"那珂川 穴窯で作陶続く"
那珂川町小砂(こいさご)の窯元「松並陶苑」の穴窯で、今月13日に火入れをしてから、
火を止める23日までアカマツのまきをくべ続ける作陶が続いている。
古来の方法で焼いた陶器の窯出しは12月7日を予定しており、
主人の岡稔さん(66)らは息の長い作業に精を出している。
山あいの傾斜を利用して1995年に岡さんが築いた、中世の古窯と言われる穴窯は
幅約2メートル、奥行き約6メートル、高さ約1メートルのかまぼこ形。
近代の登り窯の内部にあるような仕切りはなく、煙突状の内部を火が真っすぐ通り抜ける仕組みだ。
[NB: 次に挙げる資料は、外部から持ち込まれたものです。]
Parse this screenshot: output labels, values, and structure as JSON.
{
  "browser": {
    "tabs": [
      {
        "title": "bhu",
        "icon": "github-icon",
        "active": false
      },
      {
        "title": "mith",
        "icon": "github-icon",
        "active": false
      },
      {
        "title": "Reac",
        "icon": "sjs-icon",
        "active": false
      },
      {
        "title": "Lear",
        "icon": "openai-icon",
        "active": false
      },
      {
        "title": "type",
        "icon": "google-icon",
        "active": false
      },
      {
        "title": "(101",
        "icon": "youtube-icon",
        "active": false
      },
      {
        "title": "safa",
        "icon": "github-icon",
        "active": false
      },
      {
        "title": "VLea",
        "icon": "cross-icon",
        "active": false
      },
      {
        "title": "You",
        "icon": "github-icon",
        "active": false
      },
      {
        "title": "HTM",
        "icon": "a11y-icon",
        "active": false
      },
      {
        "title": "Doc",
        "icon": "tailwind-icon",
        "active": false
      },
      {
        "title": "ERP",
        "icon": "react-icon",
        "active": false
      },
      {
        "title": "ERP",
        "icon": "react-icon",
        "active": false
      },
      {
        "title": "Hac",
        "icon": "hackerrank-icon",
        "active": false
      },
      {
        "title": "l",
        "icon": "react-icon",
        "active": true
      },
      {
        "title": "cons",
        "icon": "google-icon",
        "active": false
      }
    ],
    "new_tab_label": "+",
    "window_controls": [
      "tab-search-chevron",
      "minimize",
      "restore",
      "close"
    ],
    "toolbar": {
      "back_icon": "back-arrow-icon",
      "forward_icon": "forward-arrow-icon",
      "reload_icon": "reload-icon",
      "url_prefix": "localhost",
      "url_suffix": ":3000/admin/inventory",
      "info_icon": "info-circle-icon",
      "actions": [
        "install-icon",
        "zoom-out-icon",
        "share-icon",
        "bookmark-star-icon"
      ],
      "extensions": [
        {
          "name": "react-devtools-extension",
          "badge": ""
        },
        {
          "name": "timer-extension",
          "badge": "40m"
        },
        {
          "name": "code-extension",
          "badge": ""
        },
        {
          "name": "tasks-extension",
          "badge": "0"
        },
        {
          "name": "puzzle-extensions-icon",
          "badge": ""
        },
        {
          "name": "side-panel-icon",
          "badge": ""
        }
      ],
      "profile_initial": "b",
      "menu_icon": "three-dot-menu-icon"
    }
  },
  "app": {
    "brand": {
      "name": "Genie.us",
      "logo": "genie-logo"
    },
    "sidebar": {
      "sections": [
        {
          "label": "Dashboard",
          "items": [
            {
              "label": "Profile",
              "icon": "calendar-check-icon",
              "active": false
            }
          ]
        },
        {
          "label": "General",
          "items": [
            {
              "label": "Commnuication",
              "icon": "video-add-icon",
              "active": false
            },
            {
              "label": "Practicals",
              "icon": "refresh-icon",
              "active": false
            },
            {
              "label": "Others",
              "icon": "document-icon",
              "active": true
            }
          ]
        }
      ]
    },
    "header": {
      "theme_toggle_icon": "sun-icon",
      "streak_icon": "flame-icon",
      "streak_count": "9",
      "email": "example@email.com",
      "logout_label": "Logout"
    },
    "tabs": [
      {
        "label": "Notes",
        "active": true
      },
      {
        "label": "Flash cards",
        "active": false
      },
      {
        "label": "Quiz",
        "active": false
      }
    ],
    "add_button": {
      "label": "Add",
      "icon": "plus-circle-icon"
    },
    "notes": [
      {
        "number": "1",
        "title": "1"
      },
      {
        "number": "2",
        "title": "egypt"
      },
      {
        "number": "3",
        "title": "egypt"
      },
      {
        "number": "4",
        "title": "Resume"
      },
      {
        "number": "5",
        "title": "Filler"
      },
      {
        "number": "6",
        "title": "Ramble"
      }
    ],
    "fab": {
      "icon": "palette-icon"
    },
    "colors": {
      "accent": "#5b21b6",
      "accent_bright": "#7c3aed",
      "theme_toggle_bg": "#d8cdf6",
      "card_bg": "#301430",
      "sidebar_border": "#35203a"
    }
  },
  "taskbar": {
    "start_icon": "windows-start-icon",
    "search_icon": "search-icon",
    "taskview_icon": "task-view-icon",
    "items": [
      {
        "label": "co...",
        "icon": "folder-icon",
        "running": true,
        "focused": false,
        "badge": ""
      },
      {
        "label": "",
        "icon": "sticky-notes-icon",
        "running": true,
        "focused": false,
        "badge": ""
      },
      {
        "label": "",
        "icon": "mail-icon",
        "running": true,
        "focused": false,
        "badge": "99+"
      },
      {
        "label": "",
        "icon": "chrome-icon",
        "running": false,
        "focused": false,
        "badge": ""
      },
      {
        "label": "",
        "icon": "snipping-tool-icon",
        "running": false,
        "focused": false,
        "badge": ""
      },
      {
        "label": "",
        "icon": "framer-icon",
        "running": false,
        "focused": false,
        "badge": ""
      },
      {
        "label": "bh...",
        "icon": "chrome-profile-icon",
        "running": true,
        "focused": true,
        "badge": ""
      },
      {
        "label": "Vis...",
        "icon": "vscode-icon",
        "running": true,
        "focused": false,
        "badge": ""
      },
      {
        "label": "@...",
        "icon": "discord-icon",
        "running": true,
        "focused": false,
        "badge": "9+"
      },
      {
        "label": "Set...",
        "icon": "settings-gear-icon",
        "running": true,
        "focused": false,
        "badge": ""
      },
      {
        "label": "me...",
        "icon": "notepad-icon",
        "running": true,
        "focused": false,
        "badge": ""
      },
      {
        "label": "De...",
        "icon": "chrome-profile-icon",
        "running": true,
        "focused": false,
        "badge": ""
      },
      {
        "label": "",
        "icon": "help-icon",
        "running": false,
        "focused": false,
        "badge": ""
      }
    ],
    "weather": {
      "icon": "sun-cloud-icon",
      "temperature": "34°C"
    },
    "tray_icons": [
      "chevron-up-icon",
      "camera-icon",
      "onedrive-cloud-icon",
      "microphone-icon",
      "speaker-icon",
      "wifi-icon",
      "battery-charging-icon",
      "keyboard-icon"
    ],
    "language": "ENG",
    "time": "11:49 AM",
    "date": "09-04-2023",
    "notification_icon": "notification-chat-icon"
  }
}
釉薬(ゆうやく)を一切かけず、飛び散って付着した灰と粘土の成分との融合でできあがる
「偶然の産物」が楽しみという。
穴窯の作陶は春と秋の年2回。10〜20日間、24時間体制で燃やし続けるため、
協力者が必要だ。今回は延べ約50人が支え、計10トンに及ぶまきをくべる。
火入れから8日目の20日午後8時半。内部温度を1150度前後に保つため、
窯守がまきを入れ続けていた。窯守をしていた協力者、笹沼享一さん(63)は
「毎回、手伝っている。今日は岡さんがお風呂に入る時間帯に来た」と話した。
作品は壺(つぼ)を中心に約40点。岡さんは「古い信楽焼のような作品を目指している。
原始的なやり方で作った自然の美は素晴らしい」と焼き上がりを楽しみにしている。